Correio braziliense, n. 19298, 27/03/2016. Política, p. 4

MPF mira Erenice de novo

CRISE NA REPÚBLICA » Procuradoria da República no Distrito Federal retoma apuração que causou queda de petista em 2010
Por: EDUARDO MILITÃO

EDUARDO MILITÃO

 

A ex-ministra da Casa Civil Erenice Guerra voltou a responder a um inquérito por corrupção e tráfico de influência sobre o período em que trabalhou na Presidência da República. O caso resultou em sua queda no cargo em 2010, mas a maioria das apurações foi arquivada em 2012 pela Procuradoria da República no Distrito Federal.

Agora, parte da investigação volta a ser feita pela Procuradoria da República no Distrito Federal (PRDF) após os Correios demitirem dois funcionários e a ex-ministra passar a ser alvo da Operação Zelotes. A apuração se refere unicamente a contratos de cerca de R$ 60 milhões, fechado entre os Correios e o serviço de rede postal aérea noturna prestado pela empresa Master Top Linhas Aéreas S/A (MTA). A suspeita é de que Erenice, por meio da empresa de consultoria de seu filho Israel, a Capital Assesoria, cobrava um pedágio de empresários interessados em vender serviços ao governo.

De acordo com o empresário Fábio Baracat, que representou a MTA, a ex-ministra Erenice Guerra lhe disse certa vez que “todos os compromissos assumidos” entre eles deveriam “ser cumpridos”. Seis dias depois de a Agência Nacional de Aviação Civil (Anac) conceder permissão de voo à empresa, ele pagou R$ 120 mil à Capital Assessoria, de acordo com reportagem de O Estado de S.Paulo.

O Correio não localizou representantes da MTA. A assessoria de Erenice não quis comentar a reabertura do inquérito. No entanto, destacou que a ex-chefe da Casa Civil “tem atendido todas as solicitações de informações” dos investigadores da Zelotes. “Continuará à disposição dessas mesmas autoridades para prestar todos os esclarecimentos necessários. As informações, inclusive depoimentos por ela prestados, já são de amplo conhecimento da imprensa.”

 

Sindicância

Uma sindicância dos Correios identificou que dois funcionários participaram de favorecimento para que a empresa vencesse licitações e obtivesse contratos para entrega de correspondências por via aérea. Os empregados foram demitidos no ano passado e a informação chegou ao Ministério Público Federal. Atualmente, os Correios mantém quatro contratos com três empresas que prestam serviço de rede postal noturna, negócios que somam R$ 477 milhões.

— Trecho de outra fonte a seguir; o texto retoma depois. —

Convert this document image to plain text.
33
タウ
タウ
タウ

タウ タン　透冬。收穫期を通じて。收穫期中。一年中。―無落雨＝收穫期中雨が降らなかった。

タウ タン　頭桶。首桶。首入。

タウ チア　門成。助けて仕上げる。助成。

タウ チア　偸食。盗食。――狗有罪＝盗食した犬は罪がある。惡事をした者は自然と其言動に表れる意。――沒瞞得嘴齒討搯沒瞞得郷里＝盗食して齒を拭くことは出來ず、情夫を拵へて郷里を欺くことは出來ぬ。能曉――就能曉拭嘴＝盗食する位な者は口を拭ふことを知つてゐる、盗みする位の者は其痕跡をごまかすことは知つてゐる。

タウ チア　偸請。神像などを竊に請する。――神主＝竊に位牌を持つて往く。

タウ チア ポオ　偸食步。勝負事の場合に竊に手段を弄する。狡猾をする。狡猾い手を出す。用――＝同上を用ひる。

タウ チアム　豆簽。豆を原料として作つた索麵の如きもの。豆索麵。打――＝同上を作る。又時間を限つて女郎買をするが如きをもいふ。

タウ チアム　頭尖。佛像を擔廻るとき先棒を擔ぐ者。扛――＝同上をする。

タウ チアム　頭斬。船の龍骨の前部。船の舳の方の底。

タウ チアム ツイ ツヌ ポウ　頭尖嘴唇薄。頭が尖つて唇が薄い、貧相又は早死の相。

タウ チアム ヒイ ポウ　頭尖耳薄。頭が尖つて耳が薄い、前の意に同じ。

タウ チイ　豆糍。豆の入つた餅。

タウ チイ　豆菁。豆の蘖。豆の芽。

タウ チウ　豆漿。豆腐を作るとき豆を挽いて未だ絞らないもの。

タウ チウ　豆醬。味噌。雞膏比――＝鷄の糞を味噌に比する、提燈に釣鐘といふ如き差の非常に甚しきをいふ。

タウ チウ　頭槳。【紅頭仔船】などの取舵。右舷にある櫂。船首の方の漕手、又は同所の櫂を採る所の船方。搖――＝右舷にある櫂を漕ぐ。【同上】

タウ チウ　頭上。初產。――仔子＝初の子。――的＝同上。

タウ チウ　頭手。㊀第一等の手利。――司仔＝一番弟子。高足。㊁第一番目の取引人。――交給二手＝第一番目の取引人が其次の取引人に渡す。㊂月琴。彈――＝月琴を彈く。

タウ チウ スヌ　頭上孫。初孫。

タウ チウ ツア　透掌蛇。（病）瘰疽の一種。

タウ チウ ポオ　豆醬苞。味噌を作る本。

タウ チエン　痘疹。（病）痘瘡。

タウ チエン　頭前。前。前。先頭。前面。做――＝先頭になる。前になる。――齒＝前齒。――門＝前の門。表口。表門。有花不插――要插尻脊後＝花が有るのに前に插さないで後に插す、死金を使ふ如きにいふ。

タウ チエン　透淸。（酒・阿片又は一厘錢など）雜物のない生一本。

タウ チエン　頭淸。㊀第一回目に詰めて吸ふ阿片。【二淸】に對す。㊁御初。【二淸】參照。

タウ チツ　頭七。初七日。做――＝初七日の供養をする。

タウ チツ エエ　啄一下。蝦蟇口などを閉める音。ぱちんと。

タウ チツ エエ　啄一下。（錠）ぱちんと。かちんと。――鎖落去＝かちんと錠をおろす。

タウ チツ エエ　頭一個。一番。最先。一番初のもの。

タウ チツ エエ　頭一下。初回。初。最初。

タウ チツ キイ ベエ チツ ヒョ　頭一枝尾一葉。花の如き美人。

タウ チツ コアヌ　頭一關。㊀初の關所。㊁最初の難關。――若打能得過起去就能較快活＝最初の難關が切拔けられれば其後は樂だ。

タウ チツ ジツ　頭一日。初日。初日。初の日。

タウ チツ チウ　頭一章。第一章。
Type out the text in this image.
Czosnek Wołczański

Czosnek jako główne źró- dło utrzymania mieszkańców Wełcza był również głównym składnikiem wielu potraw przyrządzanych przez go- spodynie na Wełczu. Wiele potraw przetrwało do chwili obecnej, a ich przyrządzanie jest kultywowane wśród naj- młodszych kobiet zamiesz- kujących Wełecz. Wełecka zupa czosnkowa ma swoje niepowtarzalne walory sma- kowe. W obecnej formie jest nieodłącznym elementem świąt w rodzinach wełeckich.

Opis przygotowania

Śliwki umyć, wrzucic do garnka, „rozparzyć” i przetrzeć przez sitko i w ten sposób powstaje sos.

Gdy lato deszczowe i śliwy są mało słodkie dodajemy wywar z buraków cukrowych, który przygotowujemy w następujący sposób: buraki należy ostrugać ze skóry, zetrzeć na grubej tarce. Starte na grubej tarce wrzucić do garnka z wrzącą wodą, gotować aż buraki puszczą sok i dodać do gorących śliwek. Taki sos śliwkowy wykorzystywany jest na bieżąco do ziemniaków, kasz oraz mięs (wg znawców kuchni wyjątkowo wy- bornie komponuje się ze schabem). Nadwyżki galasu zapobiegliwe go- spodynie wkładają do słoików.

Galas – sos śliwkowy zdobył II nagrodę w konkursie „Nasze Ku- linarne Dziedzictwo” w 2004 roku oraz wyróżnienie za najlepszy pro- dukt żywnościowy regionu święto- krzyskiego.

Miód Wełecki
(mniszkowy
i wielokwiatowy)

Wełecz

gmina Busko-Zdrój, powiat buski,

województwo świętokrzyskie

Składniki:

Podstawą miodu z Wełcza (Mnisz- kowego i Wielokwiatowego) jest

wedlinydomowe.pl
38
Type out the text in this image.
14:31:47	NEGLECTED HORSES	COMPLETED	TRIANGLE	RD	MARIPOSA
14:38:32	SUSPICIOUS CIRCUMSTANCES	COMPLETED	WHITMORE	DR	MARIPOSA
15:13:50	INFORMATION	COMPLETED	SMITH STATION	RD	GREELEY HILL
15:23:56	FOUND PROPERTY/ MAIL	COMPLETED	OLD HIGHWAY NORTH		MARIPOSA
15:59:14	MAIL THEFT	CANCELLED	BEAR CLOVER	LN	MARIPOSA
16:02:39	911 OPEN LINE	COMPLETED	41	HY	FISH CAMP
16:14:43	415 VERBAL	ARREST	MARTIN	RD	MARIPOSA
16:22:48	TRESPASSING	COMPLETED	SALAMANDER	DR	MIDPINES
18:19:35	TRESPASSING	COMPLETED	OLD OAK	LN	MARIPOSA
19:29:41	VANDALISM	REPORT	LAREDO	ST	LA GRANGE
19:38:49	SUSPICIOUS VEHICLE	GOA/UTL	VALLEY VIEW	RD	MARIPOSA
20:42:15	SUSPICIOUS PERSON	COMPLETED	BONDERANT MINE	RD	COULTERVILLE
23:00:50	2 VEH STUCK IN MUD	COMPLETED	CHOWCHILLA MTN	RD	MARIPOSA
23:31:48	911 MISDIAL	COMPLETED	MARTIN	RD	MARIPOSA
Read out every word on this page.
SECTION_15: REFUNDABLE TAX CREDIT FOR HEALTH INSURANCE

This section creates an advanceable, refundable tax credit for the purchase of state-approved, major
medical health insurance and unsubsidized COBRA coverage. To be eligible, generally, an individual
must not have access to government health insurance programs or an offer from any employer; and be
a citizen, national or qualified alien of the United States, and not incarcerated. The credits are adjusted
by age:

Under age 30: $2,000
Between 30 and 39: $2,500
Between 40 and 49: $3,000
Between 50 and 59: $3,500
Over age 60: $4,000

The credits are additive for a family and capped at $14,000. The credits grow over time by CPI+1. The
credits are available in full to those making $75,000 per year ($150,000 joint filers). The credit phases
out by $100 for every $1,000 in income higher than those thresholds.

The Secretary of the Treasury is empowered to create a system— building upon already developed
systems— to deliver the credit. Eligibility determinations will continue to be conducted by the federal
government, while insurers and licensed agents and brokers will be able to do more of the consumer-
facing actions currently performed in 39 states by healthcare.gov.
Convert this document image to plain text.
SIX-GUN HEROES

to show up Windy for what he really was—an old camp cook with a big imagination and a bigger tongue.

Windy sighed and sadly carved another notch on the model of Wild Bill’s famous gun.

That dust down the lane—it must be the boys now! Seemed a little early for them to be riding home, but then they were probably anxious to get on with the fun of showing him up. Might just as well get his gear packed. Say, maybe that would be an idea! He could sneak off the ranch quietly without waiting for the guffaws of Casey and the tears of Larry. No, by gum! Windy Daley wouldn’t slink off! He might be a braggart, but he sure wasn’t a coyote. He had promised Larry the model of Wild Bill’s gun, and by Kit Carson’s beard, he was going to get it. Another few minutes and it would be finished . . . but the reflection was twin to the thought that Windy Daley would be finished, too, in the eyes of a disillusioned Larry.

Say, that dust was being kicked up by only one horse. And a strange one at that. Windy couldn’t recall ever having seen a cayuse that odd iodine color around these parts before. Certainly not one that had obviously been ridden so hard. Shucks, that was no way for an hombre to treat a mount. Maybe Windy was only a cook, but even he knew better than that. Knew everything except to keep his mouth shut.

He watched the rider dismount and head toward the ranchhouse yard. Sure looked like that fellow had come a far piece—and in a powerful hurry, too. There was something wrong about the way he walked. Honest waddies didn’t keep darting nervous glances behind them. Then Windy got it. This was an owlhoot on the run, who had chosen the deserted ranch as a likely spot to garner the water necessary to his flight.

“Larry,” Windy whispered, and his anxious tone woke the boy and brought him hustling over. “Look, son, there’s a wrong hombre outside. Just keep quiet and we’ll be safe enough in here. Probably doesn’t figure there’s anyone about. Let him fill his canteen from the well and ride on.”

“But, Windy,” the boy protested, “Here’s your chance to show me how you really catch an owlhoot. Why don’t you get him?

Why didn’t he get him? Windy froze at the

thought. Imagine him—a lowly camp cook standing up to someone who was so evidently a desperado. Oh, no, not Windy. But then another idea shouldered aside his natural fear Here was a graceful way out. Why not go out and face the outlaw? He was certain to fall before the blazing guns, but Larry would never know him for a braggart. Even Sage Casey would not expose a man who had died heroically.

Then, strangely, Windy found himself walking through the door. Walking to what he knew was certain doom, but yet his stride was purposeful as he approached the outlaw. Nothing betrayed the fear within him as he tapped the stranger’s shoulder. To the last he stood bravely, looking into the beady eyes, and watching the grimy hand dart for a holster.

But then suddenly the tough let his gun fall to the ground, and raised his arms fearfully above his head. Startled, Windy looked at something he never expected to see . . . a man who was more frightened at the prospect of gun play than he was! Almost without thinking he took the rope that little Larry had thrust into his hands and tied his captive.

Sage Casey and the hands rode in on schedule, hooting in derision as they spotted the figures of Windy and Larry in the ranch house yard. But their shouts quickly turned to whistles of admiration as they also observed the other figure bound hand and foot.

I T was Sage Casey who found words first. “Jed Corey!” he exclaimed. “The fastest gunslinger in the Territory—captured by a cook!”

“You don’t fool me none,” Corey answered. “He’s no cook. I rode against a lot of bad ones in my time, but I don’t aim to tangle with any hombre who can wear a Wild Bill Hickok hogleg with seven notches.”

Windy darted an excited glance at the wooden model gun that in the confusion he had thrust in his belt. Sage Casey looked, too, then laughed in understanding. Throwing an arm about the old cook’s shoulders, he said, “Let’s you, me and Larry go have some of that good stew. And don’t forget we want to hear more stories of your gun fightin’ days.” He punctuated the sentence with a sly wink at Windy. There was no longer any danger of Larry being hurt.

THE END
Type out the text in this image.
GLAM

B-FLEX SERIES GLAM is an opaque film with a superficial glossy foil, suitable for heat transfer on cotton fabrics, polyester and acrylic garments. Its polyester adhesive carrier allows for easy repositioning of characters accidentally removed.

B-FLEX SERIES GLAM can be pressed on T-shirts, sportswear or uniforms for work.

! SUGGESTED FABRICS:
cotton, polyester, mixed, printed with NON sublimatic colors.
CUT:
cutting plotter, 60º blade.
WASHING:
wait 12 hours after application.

Outro motivo para a reabertura da apuração sobre tráfico de influência foi a relação de Erenice com réus da Zelotes. A operação investiga tanto a compra de Medidas Provisórias que estendem benefícios fiscais a montadoras quanto decisões do Conselho Administrativo de Recursos Fiscais (Carf). Em setembro, a Procuradoria pediu à 10a Vara Federal de Brasília que reabrisse o inquérito. A Justiça autorizou e o caso é conduzido pelo 7o Ofício da Divisão de Combate da PRDF.

Ao mesmo tempo, os investigadores da Zelotes conseguiram que a Justiça compartilhasse com eles o conteúdo de computadores usados por Erenice e familiares em 2010. O objetivo era obter trocas de mensagens de correio eletrônico que interessassem à nova apuração. Um laudo da PF daquele ano já mostrava que a então servidora da Casa Civil e seu irmão Antônio Carvalho “negociaram juntamente a José Ricardo Silva (ex-conselheiro do Carf) a nomeação de pessoas para ocuparem posições” no colegiado. Anos depois, José Ricardo, que era julgador no órgão, se uniu a Erenice na defesa da empresa de telecomunicação Huawei em um processo no próprio conselho.

 

Zelotes

De acordo com investigadores da Zelotes, a relação de Erenice com o ex-conselheiro, réu preso na Papuda, vem do irmão da ex-ministra, que estudou com ele na faculdade, e do relacionamento com Alexandre Paes Santos, mais conhecido como APS, outro lobista detido pela Polícia Federal. Segundo essas fontes, uma mensagem de correio eletrônico comprova que foi a própria ex-chefe da Casa Civil quem indicou José Ricardo para uma vaga no Carf.

Em 2012, a Procuradoria mantinha abertas dois tipos de investigações contra Erenice: um lote de várias acusações criminais por tráfico de influência e uma apuração sobre improbidade administrativa pelos mesmos fatos. Naquele ano, a Procuradoria da República no Distrito Federal arquivou todas as apurações criminais. Agora, reabre uma delas, referente apenas à MTA. A apuração sobre improbidade administrativa patina. Segundo apurou a reportagem, a tendência é o arquivamento do caso.